From the
Fall 2004
Schedule
To Make the Impossible, Possible
Moshe
Feldenkrais, the founder of the Feldenkrais Method, often used to say that the
purpose of his Method was “to make the impossible, possible; the possible,
easy; and the easy, elegant and aesthetically satisfying.”
This
progressive way of seeing things developed from his life-long interest in how
living beings grow, and especially how they learn to move. He often compared the
source of skilled movement in animals to that in humans. Since animal behavior
comes mostly from their genes, their abilities are common to the species. But
human skills are mostly learned, and so they reflect the individual.
In
discussing this, Feldenkrais wrote, “Think
of the mountain goats, where the kids are born on high rocks. The kids right
themselves on their feet and then have to leap from one sharp edge to another
without previous apprenticeship. Obviously, all the connections, the
“wiring-in” of the nervous systems of these animals must be made before they
are born.”
In
humans, by contrast, “No baby was ever born who could speak, sing, whistle, crawl, walk
upright, make music, count or think mathematically or tell the hour of the day
or night. Without a very long apprenticeship lasting several years, none of
these functions has ever been observed to develop.”*
From
this fundamental distinction, Feldenkrais drew the guiding principle of his
work: in human life, learning is the key.
Everybody
who has lived with an infant has observed that the child first learns to hold up
her head, and to roll from her back to her stomach, and to draw up her knees and
to push with her feet and many other intermediate steps before she crawls, and
then walks, and runs, and jumps.
This type of progression is also relevant to adults.
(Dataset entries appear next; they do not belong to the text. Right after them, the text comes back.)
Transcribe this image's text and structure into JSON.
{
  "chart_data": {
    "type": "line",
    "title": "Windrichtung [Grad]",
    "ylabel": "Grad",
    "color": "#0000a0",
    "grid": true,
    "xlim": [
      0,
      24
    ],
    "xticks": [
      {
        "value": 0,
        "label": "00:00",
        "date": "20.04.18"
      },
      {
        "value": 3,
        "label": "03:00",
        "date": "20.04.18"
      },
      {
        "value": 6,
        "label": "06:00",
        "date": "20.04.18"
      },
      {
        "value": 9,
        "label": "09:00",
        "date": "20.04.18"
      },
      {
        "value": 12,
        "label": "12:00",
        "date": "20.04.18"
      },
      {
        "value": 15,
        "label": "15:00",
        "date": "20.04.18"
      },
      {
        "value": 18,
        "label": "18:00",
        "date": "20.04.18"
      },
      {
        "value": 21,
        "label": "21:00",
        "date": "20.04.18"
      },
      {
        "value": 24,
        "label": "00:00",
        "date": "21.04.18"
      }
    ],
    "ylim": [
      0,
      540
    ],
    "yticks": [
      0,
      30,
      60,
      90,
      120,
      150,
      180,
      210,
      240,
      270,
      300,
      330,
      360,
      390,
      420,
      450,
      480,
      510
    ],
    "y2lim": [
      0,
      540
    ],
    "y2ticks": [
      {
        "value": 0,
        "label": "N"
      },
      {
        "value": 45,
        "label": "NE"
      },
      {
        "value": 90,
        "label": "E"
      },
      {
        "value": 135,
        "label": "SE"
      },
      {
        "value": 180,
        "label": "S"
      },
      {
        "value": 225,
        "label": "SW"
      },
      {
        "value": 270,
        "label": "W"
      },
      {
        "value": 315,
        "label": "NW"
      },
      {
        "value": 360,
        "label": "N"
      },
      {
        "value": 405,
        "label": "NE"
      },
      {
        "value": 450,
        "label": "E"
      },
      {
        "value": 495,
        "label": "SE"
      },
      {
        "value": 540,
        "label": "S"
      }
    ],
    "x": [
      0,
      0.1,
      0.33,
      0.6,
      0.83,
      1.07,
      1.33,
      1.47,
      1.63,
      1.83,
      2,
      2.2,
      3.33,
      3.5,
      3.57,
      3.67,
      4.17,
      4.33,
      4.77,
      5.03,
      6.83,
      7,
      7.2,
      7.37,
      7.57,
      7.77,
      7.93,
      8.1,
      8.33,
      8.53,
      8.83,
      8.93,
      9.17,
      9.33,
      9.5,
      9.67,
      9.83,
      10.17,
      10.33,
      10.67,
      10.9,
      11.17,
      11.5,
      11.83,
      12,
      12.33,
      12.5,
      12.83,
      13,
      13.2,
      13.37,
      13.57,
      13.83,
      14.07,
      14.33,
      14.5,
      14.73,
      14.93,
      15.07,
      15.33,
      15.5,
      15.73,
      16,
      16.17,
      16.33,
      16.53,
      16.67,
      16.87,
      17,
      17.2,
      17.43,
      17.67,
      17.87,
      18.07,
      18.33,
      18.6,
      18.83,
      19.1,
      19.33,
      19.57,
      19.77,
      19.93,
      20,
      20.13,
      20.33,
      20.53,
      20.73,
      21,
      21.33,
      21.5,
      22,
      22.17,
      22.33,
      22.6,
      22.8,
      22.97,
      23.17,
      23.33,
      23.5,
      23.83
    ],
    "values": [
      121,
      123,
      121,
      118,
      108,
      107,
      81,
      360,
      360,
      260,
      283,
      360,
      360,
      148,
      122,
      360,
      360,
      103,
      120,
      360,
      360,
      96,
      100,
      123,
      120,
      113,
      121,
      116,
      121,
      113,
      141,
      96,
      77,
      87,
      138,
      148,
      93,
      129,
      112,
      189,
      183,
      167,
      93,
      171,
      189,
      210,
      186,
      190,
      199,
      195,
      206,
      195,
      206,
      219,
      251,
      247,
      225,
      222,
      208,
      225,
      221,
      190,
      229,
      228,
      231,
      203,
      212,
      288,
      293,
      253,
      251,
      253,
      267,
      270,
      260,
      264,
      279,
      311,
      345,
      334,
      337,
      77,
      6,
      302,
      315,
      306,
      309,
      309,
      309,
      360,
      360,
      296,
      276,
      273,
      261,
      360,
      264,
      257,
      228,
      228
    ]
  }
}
Whenever there is a difficulty in movement, there is an intermediate step that needs to be clarified. And the same is true whenever there is an opportunity for greater achievement. The Feldenkrais Method sequences its study of movement this way, both in the individual lessons and in the group classes. Very gradually. Step by step, from the impossible, all the way to the elegant.
On
*
Feldenkrais, Moshe, “Man and the
World.” Somatics, Spring 1979. Reproduced in Collected
Articles and Interviews, Moshe Feldenkrais, D.Sc.